Et lorsque les Spartiates veulent converser librement avec leurs sophistes et commencent à être agacés par la discrétion de leurs réunions, ils adoptent des lois contre les étrangers philolacédémoniens et tout autre visiteur, organisant leurs réunions avec les sophistes à l'insu des étrangers ; de leur côté, ils ne permettent pas à leurs jeunes hommes de voyager dans d'autres cités — sur ce point, ils ressemblent aux Crétois — de peur qu'ils n'oublient ce qu'ils ont appris chez eux. Dans ces deux États, il y a non seulement des hommes mais aussi des femmes qui s'enorgueillissent de leur éducation ; et vous pouvez reconnaître la vérité de ce que je dis et que les Spartiates ont la meilleure éducation en philosophie et en argumentation par ceci : si vous choisissez de fréquenter le plus humble des Spartiates, vous le trouverez d'abord peu impressionnant dans la conversation ; mais bientôt, à un moment ou un autre de la discussion, il lancera une remarque notable, brève et concise — un coup fatal qui fera paraître son interlocuteur comme un enfant impuissant.
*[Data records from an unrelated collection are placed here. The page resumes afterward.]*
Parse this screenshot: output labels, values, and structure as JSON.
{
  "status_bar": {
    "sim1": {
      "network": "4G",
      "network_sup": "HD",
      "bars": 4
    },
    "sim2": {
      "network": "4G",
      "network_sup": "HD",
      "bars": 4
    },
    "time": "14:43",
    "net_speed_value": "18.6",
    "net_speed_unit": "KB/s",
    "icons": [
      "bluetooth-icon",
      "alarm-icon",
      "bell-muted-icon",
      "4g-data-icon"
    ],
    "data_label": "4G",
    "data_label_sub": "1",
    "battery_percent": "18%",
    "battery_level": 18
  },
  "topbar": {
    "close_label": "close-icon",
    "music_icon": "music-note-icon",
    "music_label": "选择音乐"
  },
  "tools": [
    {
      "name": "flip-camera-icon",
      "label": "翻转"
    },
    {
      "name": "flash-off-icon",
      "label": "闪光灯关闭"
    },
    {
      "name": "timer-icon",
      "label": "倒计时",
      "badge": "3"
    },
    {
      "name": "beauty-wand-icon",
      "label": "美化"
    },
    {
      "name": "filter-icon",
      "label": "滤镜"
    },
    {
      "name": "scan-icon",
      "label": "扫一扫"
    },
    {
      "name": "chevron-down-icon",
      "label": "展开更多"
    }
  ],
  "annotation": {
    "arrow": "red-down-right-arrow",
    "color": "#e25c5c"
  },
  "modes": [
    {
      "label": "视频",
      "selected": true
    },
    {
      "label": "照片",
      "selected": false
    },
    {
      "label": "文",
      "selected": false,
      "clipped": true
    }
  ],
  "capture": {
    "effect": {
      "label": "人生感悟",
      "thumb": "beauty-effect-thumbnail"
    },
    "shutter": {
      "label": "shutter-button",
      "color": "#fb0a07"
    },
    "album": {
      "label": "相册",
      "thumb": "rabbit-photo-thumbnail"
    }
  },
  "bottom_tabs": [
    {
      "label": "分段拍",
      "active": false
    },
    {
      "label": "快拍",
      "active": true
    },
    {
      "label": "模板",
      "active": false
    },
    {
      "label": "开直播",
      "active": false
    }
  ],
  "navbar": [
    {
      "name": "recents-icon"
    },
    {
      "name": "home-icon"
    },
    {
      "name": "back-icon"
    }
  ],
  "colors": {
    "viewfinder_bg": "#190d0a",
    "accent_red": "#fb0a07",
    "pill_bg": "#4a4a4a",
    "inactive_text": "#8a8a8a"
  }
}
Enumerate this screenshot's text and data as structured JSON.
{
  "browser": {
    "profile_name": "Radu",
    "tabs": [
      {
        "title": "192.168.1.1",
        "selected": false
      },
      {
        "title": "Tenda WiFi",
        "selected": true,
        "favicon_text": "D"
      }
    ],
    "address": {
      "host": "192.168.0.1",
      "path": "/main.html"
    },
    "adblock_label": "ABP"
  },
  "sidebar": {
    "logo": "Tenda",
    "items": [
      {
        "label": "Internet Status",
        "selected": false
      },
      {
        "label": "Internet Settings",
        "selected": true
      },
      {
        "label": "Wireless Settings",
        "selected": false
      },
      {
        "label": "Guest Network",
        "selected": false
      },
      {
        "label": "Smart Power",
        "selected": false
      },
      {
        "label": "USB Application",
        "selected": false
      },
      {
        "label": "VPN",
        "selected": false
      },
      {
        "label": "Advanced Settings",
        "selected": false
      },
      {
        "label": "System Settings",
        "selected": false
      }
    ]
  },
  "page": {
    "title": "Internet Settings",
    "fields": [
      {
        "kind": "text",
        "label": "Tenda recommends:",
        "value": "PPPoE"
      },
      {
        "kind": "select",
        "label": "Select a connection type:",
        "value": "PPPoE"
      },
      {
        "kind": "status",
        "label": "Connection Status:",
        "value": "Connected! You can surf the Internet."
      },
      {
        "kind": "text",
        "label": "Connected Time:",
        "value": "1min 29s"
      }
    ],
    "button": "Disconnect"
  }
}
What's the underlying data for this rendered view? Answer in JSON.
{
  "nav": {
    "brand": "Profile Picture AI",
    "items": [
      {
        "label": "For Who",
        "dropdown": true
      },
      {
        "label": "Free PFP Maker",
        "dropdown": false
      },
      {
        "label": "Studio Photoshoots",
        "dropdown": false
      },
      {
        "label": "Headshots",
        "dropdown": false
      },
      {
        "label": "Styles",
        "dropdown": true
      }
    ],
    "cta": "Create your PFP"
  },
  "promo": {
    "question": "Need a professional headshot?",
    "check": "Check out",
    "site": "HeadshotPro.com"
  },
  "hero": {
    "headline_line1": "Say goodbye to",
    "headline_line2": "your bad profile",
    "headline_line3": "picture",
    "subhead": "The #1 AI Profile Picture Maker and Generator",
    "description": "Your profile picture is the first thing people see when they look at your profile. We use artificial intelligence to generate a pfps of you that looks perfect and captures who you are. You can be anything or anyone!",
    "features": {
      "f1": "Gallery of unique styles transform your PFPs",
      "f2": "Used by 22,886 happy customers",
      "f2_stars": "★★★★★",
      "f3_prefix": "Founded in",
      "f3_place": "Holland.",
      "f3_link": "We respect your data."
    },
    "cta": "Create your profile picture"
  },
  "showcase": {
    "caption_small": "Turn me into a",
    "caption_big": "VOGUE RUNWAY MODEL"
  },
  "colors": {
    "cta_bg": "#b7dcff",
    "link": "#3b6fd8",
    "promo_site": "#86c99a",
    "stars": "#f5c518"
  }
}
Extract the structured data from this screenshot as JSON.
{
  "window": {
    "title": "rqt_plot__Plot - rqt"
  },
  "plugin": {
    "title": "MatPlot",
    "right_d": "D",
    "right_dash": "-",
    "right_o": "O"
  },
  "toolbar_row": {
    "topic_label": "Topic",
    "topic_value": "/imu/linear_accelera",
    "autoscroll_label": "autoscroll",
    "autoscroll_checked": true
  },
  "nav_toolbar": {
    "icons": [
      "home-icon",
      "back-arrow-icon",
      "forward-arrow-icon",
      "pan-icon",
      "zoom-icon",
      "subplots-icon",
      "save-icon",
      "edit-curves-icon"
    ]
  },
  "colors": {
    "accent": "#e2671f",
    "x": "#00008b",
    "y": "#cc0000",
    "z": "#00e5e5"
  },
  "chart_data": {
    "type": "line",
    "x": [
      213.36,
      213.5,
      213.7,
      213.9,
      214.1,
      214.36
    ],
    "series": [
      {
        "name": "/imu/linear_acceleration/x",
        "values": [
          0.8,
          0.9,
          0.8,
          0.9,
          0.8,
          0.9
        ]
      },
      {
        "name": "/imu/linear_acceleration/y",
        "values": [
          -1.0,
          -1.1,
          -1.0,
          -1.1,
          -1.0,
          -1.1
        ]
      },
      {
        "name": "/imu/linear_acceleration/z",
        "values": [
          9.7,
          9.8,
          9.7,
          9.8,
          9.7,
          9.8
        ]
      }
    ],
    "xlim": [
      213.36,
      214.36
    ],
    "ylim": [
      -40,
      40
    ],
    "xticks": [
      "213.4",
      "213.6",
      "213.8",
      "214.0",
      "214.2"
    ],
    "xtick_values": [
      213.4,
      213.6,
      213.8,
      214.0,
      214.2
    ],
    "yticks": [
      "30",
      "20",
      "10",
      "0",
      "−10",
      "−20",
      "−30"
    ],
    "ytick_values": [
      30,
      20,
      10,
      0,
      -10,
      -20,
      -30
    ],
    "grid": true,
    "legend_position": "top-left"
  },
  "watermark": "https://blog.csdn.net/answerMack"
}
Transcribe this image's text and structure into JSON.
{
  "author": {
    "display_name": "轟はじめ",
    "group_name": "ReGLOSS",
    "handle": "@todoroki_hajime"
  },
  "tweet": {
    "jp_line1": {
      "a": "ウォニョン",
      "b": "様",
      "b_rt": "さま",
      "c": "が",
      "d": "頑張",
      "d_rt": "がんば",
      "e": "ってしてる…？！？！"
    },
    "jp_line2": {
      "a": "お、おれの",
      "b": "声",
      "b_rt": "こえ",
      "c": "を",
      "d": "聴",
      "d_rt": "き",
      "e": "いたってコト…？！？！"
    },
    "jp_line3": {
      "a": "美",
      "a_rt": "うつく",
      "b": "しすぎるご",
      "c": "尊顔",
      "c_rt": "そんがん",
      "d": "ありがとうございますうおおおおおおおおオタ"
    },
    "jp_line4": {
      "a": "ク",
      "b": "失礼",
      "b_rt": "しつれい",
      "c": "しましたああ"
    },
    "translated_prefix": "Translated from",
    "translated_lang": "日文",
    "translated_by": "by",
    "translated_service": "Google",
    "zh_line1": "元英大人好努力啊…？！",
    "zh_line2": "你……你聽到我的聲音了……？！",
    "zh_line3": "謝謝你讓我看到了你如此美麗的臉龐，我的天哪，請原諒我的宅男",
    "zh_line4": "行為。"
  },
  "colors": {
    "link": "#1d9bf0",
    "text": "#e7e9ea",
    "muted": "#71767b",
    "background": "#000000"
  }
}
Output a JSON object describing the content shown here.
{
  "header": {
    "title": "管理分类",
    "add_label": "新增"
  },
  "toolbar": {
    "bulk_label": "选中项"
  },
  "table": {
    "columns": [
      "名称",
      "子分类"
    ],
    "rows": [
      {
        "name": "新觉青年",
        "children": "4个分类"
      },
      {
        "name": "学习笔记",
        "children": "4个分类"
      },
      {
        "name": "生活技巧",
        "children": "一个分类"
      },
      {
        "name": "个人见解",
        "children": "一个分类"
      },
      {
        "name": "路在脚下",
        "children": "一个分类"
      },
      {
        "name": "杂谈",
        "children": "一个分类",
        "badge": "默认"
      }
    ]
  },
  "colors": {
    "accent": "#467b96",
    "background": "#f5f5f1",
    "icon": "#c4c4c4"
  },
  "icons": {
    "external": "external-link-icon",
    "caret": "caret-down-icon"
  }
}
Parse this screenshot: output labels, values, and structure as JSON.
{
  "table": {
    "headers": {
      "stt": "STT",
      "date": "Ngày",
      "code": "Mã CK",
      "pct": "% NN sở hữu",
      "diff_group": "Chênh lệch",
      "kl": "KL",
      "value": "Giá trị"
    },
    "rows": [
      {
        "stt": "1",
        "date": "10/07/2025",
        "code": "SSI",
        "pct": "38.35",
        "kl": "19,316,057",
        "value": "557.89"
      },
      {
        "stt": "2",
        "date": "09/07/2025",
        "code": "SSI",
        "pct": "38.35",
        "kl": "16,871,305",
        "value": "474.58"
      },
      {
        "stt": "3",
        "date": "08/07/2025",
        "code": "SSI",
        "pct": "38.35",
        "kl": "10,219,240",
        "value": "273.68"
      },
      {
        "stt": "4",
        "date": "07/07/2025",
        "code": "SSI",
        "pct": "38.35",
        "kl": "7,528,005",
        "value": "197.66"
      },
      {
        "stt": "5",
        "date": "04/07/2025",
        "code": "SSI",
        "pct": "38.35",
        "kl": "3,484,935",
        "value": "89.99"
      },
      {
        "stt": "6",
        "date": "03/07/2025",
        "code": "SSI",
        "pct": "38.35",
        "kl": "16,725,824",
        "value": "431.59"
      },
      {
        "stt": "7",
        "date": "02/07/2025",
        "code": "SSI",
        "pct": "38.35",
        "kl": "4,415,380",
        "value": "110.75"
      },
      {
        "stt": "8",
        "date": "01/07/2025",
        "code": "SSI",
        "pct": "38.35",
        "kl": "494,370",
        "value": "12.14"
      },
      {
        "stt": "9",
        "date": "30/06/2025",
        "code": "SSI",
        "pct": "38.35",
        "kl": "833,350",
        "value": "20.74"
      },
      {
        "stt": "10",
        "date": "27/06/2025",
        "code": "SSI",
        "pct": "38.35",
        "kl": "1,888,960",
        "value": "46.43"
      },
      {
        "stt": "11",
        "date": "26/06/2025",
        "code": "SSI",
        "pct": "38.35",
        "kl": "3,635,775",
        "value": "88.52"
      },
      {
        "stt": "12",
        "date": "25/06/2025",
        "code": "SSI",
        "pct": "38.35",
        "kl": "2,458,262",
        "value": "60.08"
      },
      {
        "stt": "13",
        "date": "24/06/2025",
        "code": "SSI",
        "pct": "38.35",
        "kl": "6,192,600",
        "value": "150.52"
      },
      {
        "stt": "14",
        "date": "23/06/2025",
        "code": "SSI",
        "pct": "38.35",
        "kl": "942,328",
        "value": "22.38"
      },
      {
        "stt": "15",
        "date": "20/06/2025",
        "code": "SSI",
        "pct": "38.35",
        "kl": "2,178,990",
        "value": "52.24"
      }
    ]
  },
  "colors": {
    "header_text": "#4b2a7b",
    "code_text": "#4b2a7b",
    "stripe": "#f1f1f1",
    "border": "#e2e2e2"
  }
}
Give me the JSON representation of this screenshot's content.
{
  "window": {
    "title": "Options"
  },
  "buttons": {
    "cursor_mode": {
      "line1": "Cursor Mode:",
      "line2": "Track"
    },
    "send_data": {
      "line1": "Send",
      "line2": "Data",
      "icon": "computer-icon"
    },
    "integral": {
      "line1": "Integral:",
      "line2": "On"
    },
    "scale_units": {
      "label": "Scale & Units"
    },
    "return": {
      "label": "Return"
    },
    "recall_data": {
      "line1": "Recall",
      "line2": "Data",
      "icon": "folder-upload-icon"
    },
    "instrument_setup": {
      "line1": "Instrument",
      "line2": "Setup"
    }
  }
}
C'est pourquoi certains, tant dans notre époque que dans les temps anciens, ont observé cette vérité même : le culte spartiate relève bien plus de la recherche de la sagesse que de l'athlétisme ; car ils savent que la capacité d'un homme à énoncer de telles remarques découle de son éducation parfaite. De tels hommes étaient Thalès de Milet, Pittacos de Mytilène, Bias de Priène, Solon de notre cité, Cléobule de Lindos, Myson de Chênée, et, dernier des sept sages traditionnels, Chilon de Sparte. Tous étaient des passionnés, des amateurs et des disciples de la culture spartiate ; et vous pouvez reconnaître ce caractère dans leur sagesse à travers les sentences brèves et mémorables qu'ils ont prononcées lorsqu'ils se rassemblaient [343b] et ils dédicacèrent ces sentences comme les premiers fruits de leur savoir à Apollon, dans son temple de Delphes, y inscrivant ces maximes qui sont sur toutes les lèvres : « Connais-toi toi-même » et « Rien de trop. » Dans quel but dis-je cela ? Pour montrer que la philosophie antique avait ce style de concision laconique ; et ainsi en fut-il que la parole de Pittacos fut transmise en privé parmi les sages avec une grande approbation : « Il est difficile d’être bon. ». »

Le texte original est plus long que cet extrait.